Geschrieben von Yun-Hsia Hsiao

Auch verfügbar auf Français , Italiano , Português , Español und English

Unser Verständnis der caninen atopischen Dermatitis macht stetig Fortschritte. In diesem Artikel wird insbesondere die Rolle der Hautbarriere beleuchtet und der Frage nachgegangen, wie ihre Dysfunktion zu dieser Erkrankung beitragen kann.

Klinisches Bild der cAD

Kernaussagen

Es gibt Hinweise darauf, dass eine defekte Hautbarriere ein Schlüsselfaktor für die Entwicklung einer atopischen Dermatitis (AD) bei Hunden ist.

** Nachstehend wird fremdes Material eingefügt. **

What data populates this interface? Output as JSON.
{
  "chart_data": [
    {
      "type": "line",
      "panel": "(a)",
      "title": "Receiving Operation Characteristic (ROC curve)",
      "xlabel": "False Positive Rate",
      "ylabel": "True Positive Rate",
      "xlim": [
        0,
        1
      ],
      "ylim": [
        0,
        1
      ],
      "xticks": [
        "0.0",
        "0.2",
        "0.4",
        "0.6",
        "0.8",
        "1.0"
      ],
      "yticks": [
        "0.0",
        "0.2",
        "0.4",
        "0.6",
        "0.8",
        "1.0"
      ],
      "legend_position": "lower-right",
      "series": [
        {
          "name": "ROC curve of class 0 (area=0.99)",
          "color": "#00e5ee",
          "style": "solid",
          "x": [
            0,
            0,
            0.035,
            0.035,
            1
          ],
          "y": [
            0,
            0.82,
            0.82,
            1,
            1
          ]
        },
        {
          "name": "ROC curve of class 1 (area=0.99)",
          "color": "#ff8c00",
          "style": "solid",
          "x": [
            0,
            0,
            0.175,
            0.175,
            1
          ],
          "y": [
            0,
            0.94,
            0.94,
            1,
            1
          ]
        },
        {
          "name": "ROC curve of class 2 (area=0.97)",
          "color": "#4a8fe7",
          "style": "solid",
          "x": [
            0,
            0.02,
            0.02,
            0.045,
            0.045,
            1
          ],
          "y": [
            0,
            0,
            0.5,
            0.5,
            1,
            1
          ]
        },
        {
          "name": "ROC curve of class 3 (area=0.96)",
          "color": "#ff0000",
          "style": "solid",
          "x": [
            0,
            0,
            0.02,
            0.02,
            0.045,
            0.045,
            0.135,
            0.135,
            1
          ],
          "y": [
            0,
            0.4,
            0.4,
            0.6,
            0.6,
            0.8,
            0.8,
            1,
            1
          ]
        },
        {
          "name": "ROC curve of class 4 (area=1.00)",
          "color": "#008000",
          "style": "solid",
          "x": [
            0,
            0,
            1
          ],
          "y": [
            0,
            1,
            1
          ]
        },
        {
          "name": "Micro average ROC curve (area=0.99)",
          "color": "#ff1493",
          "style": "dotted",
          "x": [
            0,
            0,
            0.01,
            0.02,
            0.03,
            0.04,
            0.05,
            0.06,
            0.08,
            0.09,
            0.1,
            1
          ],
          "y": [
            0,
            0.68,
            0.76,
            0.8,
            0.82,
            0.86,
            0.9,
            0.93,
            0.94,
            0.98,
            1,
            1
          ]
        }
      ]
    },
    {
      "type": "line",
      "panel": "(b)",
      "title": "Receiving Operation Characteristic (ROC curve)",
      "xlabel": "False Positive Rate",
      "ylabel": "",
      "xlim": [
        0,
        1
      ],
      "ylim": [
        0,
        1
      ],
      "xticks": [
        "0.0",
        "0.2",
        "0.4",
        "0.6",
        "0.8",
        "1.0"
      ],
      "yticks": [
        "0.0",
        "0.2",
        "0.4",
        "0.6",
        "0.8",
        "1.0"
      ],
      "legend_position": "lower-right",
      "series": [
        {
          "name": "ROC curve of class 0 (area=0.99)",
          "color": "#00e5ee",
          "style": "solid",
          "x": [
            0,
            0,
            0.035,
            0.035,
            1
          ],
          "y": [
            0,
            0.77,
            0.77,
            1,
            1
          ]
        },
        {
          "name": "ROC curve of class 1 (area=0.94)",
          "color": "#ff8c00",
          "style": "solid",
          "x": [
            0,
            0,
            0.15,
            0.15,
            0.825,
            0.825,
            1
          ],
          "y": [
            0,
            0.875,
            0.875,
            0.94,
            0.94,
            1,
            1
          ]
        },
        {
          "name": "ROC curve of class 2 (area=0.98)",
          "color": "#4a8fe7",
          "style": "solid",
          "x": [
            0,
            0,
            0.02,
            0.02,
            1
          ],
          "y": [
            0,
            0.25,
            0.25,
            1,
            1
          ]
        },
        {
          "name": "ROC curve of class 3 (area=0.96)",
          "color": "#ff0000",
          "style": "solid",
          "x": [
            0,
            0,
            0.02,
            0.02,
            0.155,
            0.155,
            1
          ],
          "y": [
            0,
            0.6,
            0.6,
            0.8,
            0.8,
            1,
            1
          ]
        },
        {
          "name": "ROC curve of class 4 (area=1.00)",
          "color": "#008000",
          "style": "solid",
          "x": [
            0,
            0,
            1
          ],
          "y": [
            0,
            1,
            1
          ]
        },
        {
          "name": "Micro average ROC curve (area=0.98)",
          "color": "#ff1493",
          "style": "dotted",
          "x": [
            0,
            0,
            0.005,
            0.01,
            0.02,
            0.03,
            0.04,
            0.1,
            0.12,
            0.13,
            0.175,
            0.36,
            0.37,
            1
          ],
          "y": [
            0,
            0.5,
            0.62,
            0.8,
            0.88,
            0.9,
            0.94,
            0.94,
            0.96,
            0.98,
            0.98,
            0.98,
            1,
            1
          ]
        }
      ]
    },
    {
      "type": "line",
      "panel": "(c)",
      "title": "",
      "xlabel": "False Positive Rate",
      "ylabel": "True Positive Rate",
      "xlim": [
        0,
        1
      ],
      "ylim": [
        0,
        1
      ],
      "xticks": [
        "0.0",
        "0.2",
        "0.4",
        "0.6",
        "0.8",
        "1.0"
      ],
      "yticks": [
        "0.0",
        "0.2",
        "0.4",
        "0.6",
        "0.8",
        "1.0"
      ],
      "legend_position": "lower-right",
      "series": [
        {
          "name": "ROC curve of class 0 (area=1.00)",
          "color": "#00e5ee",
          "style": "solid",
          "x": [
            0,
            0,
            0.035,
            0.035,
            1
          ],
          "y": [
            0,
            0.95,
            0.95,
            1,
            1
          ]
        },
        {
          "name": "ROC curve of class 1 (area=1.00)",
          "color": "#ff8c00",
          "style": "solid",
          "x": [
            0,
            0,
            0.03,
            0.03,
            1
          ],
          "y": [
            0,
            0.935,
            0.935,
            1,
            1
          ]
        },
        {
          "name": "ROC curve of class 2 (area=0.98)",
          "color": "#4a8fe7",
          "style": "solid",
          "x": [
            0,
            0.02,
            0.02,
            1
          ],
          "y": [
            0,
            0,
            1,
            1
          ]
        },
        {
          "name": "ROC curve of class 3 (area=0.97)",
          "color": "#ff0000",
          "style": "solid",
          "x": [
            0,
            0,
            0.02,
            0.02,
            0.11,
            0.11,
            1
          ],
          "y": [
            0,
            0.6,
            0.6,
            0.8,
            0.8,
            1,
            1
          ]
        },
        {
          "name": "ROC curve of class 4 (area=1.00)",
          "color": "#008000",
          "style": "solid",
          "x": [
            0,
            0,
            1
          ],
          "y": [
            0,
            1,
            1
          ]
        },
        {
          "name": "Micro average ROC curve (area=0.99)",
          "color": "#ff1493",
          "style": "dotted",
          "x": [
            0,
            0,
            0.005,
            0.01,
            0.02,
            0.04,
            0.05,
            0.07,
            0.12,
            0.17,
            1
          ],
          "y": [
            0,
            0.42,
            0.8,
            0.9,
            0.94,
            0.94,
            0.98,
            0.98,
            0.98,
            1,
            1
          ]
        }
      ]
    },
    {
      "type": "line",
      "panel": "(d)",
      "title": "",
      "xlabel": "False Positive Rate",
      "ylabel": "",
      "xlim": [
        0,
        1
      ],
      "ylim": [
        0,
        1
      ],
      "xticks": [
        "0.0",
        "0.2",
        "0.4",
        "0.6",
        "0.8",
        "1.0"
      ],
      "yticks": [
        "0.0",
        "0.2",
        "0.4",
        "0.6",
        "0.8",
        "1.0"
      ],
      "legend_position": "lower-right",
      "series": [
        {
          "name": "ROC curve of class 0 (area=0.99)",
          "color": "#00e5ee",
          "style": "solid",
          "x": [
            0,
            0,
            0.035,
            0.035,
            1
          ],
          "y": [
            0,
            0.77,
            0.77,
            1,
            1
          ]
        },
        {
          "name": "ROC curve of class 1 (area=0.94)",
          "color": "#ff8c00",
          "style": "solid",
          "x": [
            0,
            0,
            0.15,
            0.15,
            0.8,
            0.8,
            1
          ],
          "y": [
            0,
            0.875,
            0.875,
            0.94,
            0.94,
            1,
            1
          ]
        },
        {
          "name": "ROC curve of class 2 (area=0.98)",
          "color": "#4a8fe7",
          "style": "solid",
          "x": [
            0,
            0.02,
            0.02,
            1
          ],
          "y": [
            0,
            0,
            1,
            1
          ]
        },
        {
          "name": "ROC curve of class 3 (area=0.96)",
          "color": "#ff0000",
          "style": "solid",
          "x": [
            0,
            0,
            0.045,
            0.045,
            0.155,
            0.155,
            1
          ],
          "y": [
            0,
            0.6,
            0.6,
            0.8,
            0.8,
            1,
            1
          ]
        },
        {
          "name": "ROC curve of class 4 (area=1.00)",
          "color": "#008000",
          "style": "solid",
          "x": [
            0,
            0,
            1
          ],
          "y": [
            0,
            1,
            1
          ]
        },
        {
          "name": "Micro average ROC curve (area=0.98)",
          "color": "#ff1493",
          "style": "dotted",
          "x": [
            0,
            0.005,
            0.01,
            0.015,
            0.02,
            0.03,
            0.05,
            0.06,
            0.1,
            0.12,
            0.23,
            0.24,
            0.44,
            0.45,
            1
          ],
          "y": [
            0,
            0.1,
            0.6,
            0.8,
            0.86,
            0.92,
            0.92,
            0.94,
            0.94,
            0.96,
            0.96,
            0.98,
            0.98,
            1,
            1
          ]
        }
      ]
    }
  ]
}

Man geht davon aus, dass die individuelle Hautmikrobiota eines Hundes einen wichtigen Einfluss auf die Wahrscheinlichkeit der Entwicklung einer AD hat.


Verschiedene Faktoren wie sekundäre bakterielle Infektionen und Hefepilzinfektionen, Flohallergie und Futtermittelunverträglichkeiten können eine AD verschlimmern.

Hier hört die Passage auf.